Gugatan tersebut menyatakan bahwa sebenarnya McDonlads telah menyajikan makanan yang tidak halal namun diiklankan menjadi makanan halal dalam menunya. Hal ini terindikasi dari adanya perbedaan pendapat atau pedoman dari arti kata makanan halal itu sendiri. Laporan yang dilayangkan sendiri oleh konsumen McDonlads yaitu Ahmed. Ahmed dibantu oleh pengacaranya mengatakan bahwa standar makanan halal menurut hukum Islam adalah makanan yang disiapkan sesuai dengan pedoman Islam, seperti membaca doa saat hewan dipotong.

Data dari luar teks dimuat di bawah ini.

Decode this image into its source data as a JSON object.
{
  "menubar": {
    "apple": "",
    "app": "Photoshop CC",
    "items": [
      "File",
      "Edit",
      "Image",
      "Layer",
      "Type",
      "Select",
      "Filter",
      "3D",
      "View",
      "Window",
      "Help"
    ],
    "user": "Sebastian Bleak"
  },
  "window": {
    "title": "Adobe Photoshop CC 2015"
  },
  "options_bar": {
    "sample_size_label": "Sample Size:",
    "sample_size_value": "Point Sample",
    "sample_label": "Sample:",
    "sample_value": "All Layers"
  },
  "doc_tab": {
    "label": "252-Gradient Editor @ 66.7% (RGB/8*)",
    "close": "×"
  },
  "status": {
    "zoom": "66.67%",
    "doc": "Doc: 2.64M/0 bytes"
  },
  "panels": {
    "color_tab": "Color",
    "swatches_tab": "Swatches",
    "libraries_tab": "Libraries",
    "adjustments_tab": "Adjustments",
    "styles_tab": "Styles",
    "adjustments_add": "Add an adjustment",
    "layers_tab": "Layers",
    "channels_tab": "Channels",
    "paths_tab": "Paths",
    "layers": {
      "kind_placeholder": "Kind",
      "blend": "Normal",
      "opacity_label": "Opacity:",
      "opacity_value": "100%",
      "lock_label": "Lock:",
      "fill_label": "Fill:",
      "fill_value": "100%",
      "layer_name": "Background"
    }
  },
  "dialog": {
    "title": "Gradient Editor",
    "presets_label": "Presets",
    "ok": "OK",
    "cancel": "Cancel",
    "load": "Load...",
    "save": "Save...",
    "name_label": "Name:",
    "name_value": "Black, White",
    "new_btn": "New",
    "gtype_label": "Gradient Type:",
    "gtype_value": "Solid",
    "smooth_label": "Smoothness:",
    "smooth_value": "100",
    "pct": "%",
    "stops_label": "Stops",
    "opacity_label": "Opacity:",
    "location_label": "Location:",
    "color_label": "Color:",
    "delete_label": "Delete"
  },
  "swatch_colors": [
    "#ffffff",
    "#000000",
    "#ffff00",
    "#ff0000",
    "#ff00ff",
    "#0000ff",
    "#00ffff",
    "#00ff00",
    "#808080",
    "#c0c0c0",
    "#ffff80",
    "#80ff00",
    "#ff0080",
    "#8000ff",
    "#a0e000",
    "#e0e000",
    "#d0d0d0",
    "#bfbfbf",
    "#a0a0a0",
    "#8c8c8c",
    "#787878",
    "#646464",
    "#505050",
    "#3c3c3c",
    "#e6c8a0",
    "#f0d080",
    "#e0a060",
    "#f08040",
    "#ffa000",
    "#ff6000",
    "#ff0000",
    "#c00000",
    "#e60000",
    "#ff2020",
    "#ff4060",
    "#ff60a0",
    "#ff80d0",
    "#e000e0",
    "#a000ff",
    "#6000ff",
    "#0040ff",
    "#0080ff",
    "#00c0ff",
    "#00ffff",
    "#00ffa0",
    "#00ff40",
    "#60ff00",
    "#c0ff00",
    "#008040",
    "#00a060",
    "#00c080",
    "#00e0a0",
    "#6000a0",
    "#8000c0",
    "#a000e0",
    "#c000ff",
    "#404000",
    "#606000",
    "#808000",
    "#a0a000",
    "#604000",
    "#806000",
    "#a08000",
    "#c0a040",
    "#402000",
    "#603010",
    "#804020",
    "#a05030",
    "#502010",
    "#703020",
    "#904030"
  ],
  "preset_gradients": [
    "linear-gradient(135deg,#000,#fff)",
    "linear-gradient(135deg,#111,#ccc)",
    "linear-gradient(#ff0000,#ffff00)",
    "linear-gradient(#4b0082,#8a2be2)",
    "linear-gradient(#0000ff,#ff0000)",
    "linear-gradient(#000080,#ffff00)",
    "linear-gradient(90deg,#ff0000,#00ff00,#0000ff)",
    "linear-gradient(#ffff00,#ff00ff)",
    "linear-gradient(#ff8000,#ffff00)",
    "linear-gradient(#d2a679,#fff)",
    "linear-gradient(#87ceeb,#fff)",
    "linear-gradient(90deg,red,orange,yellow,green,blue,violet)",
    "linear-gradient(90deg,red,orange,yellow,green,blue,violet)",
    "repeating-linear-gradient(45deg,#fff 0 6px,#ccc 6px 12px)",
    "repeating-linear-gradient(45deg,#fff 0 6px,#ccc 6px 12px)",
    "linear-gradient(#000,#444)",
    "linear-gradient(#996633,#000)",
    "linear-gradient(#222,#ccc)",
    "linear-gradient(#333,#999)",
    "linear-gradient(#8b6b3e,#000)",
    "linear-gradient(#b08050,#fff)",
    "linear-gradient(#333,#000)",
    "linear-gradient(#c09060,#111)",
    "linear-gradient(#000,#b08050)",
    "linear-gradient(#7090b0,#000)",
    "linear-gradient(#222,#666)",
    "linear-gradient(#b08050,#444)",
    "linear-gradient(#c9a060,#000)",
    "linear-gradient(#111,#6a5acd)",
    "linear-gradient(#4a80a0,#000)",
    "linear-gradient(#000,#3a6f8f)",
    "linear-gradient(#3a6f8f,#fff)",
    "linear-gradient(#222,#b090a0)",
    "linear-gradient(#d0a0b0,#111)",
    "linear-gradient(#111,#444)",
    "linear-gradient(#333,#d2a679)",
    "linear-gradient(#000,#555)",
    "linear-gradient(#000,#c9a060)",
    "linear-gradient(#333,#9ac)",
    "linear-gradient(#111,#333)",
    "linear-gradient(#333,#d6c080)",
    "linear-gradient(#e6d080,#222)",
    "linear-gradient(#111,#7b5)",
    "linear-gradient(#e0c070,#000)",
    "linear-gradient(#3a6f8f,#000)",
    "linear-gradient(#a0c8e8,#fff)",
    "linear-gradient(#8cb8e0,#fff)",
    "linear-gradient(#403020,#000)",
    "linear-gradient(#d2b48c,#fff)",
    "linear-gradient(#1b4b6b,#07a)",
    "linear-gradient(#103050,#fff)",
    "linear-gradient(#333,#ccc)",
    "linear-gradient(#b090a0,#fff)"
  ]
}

Dipandang dari segi etika bisnis kasus seperti ini memang tergolong langka dan sulit penyelesaiannya. Keputusan McDonalds untuk menarik kembali menu makanan halal mereka dan fokus terhadap menu inti juga merupakan keputusan yang sulit untuk dinilai apakah baik atau buruk. Sebagian masyarakat di daerah tersebut kecewa, karena dengan demikian maka McDonlads dinilai tidak dapat mengusahakan apa yang diinginkan oleh mayoritas masyarakat di daerah tersebut. Namun sebagian masyarakat lagi menilai bahwa itu adalah keputusan yang tepat. Hal ini dikarenakan apabila McDonlads sendiri tidak bisa menjamin bahwa makanan tersebut halal, ada baiknya pihak McDonalds sendiri tidak menyajikan menu makanan tersebut.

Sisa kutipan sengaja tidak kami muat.